Lord Hendrick menambahkan, "Kami juga perlu memeriksa latar belakang dari siapa pun yang mungkin memiliki motif untuk melakukan hal ini. Adakah orang-orang yang Anda ketahui di sekitar wilayah ini yang mungkin memiliki konflik atau dendam?"
Louis dan Alice berpikir sejenak. Louis menjelaskan bahwa mereka telah melakukan pemeriksaan awal dan belum menemukan informasi yang mencurigakan, tetapi mereka bersedia membantu dalam penyelidikan lebih lanjut.
Di tengah kesibukan rapat di kediaman kepala desa, Lila merasa sedikit bosan dan bingung dengan semua orang dewasa yang sibuk berbicara. Sementara Louis dan Alice bersama utusan adipati sibuk membahas kasus, Lila merasa penasaran dan tidak tahu harus berbuat apa. Ia memutuskan untuk menjelajah sekitar kediaman dengan hati-hati.
Saat Lila melangkah keluar dari kediaman, udara segar di luar terasa menyegarkan. Mata besarnya terpikat oleh sesuatu yang berwarna-warni dan berkilauan. Sebuah kupu-kupu cantik dengan sayap berwarna biru dan ungu terbang di sekitar taman. Kupu-kupu itu tampak begitu indah dan lembut, seolah-olah ia adalah bagian dari mimpi. Lila, yang belum pernah melihat kupu-kupu seindah itu sebelumnya, merasa sangat tertarik.

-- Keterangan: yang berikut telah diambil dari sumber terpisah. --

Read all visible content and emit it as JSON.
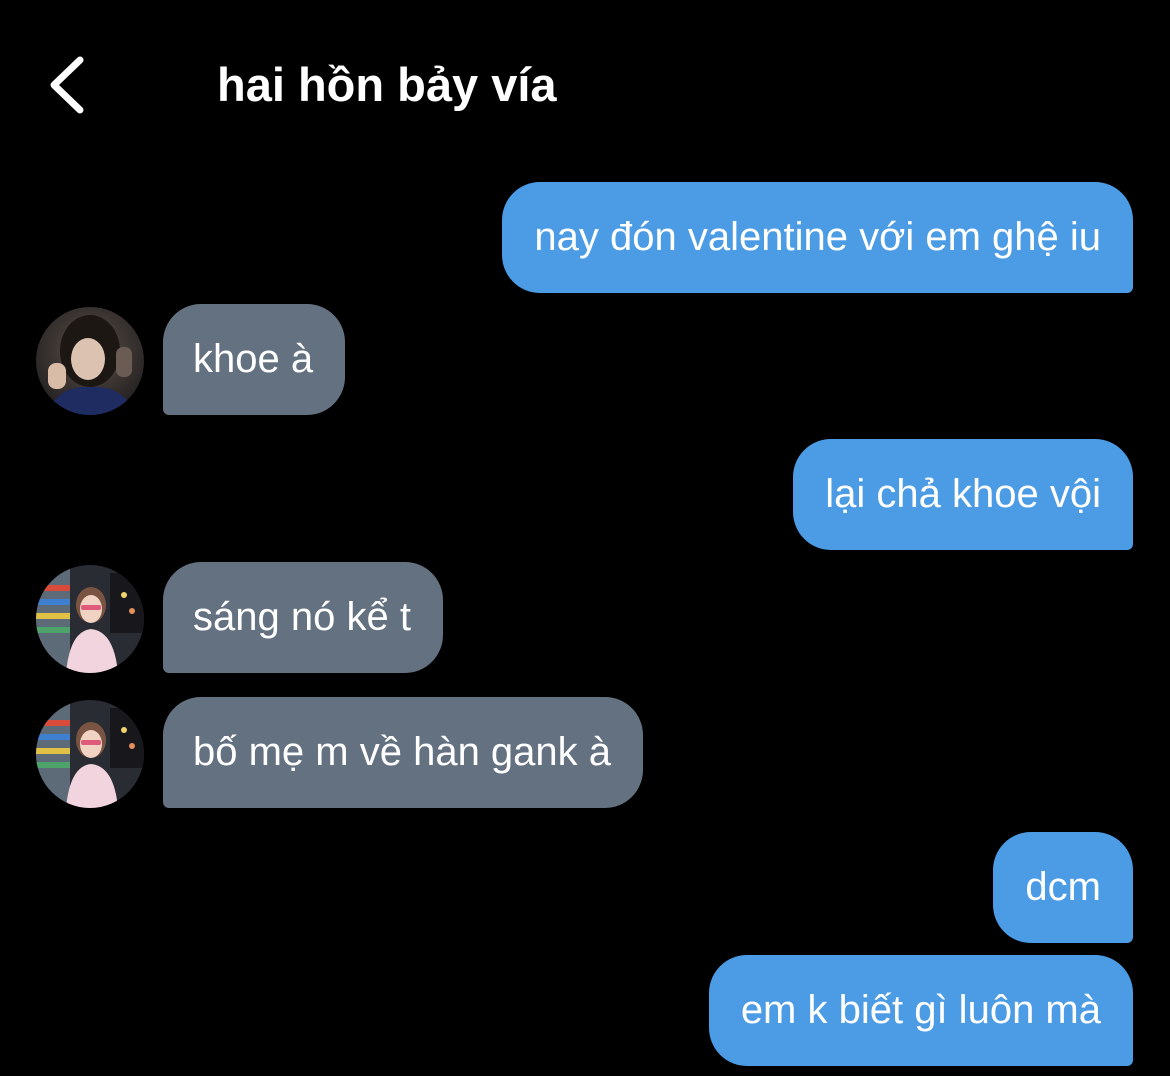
{
  "header": {
    "title": "hai hồn bảy vía",
    "back_icon": "chevron-left-icon"
  },
  "colors": {
    "background": "#000000",
    "outgoing_bubble": "#4b9be5",
    "incoming_bubble": "#647180",
    "text": "#ffffff"
  },
  "messages": [
    {
      "direction": "outgoing",
      "text": "nay đón valentine với em ghệ iu"
    },
    {
      "direction": "incoming",
      "text": "khoe à",
      "avatar": "avatar-dark-hair-photo"
    },
    {
      "direction": "outgoing",
      "text": "lại chả khoe vội"
    },
    {
      "direction": "incoming",
      "text": "sáng nó kể t",
      "avatar": "avatar-pink-outfit-photo"
    },
    {
      "direction": "incoming",
      "text": "bố mẹ m về hàn gank à",
      "avatar": "avatar-pink-outfit-photo"
    },
    {
      "direction": "outgoing",
      "text": "dcm"
    },
    {
      "direction": "outgoing",
      "text": "em k biết gì luôn mà"
    }
  ]
}
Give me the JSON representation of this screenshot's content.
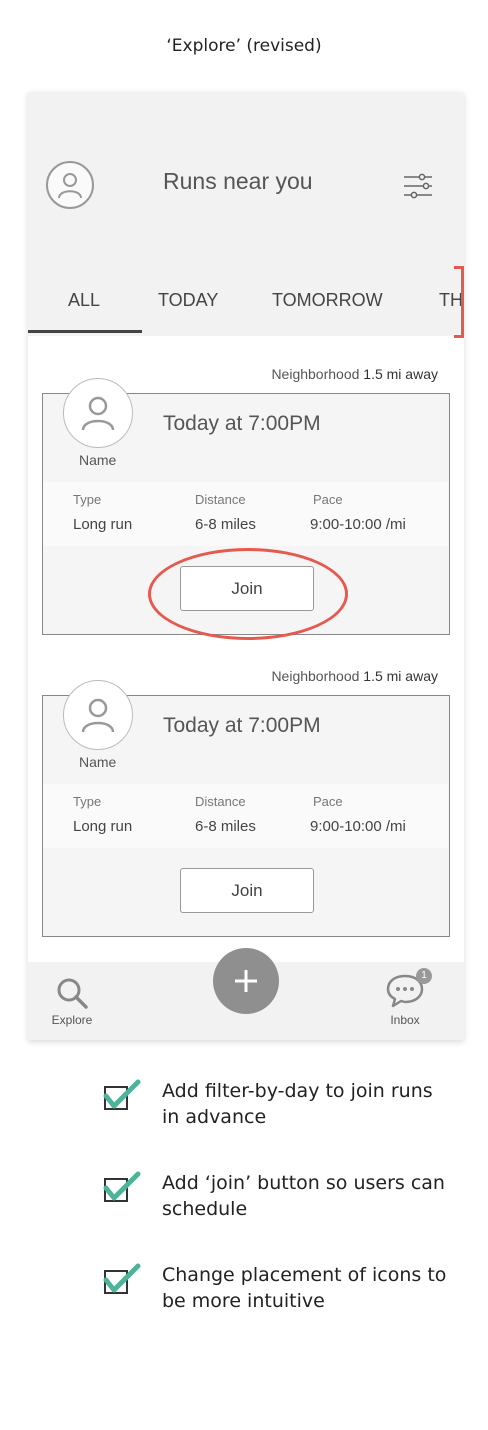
{
  "caption": "‘Explore’ (revised)",
  "header": {
    "title": "Runs near you",
    "avatar_icon": "user-icon",
    "filter_icon": "sliders-icon"
  },
  "tabs": [
    "ALL",
    "TODAY",
    "TOMORROW",
    "TH"
  ],
  "active_tab": "ALL",
  "runs": [
    {
      "location": "Neighborhood",
      "distance_away": "1.5 mi away",
      "name": "Name",
      "time": "Today at 7:00PM",
      "type_label": "Type",
      "type_value": "Long run",
      "distance_label": "Distance",
      "distance_value": "6-8 miles",
      "pace_label": "Pace",
      "pace_value": "9:00-10:00 /mi",
      "join_label": "Join"
    },
    {
      "location": "Neighborhood",
      "distance_away": "1.5 mi away",
      "name": "Name",
      "time": "Today at 7:00PM",
      "type_label": "Type",
      "type_value": "Long run",
      "distance_label": "Distance",
      "distance_value": "6-8 miles",
      "pace_label": "Pace",
      "pace_value": "9:00-10:00 /mi",
      "join_label": "Join"
    }
  ],
  "bottom_nav": {
    "explore_label": "Explore",
    "inbox_label": "Inbox",
    "inbox_badge": "1",
    "add_icon": "plus-icon"
  },
  "annotations": {
    "accent_color": "#e55a4f",
    "check_color": "#4fb39a",
    "items": [
      "Add filter-by-day to join runs in advance",
      "Add ‘join’ button so users can schedule",
      "Change placement of icons to be more intuitive"
    ]
  }
}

Lila yang takjub melihat kupu-kupu itu kemudian mengikutinya, meskipun ia tahu bahwa ia tidak seharusnya jauh-jauh dari tempat pertemuan. Dengan langkah kecilnya, Lila mulai mengikuti gerakan kupu-kupu, yang terbang dari satu bunga ke bunga lainnya. Kadang kupu-kupu itu hinggap sejenak di bunga-bunga taman, dan Lila berusaha mendekati dengan hati-hati, namun begitu ia mendekat, kupu-kupu itu akan terbang lagi.
Lila tidak memperhatikan seberapa jauh ia telah berjalan, terlalu fokus pada keindahan kupu-kupu yang terus melayang di depannya. Ia melewati kebun sayur, taman kecil, dan rumah-rumah desa yang semakin menjauh di belakangnya. Waktu berlalu dan matahari semakin tinggi, namun Lila tetap tidak menyadari betapa jauh ia telah pergi dari kediaman kepala desa.
Ketika kupu-kupu akhirnya terbang hingga keluar desa ke arah hutan yang lebih lebat, Lila semakin penasaran dan terus mengikuti. Dia melangkah lebih jauh ke dalam hutan, dan kedekatannya dengan kupu-kupu membuatnya semakin tidak sadar akan lingkungan sekelilingnya. Suara-suara hutan yang samar-samar mulai terdengar, dan bau tanah yang lembap menyentuh hidungnya.
Kupu-kupu itu akhirnya terbang tinggi ke langit dan menghilang dari pandangan Lila. Pada saat itu, Lila baru tersadar dari keterpikatannya dan melihat sekelilingnya. Hutan yang lebat dengan pepohonan tinggi dan semak-semak yang rapat kini mengelilinginya. Lila merasa ketakutan dan mulai cemas saat menyadari bahwa ia berada jauh dari desa dan kediaman kepala desa.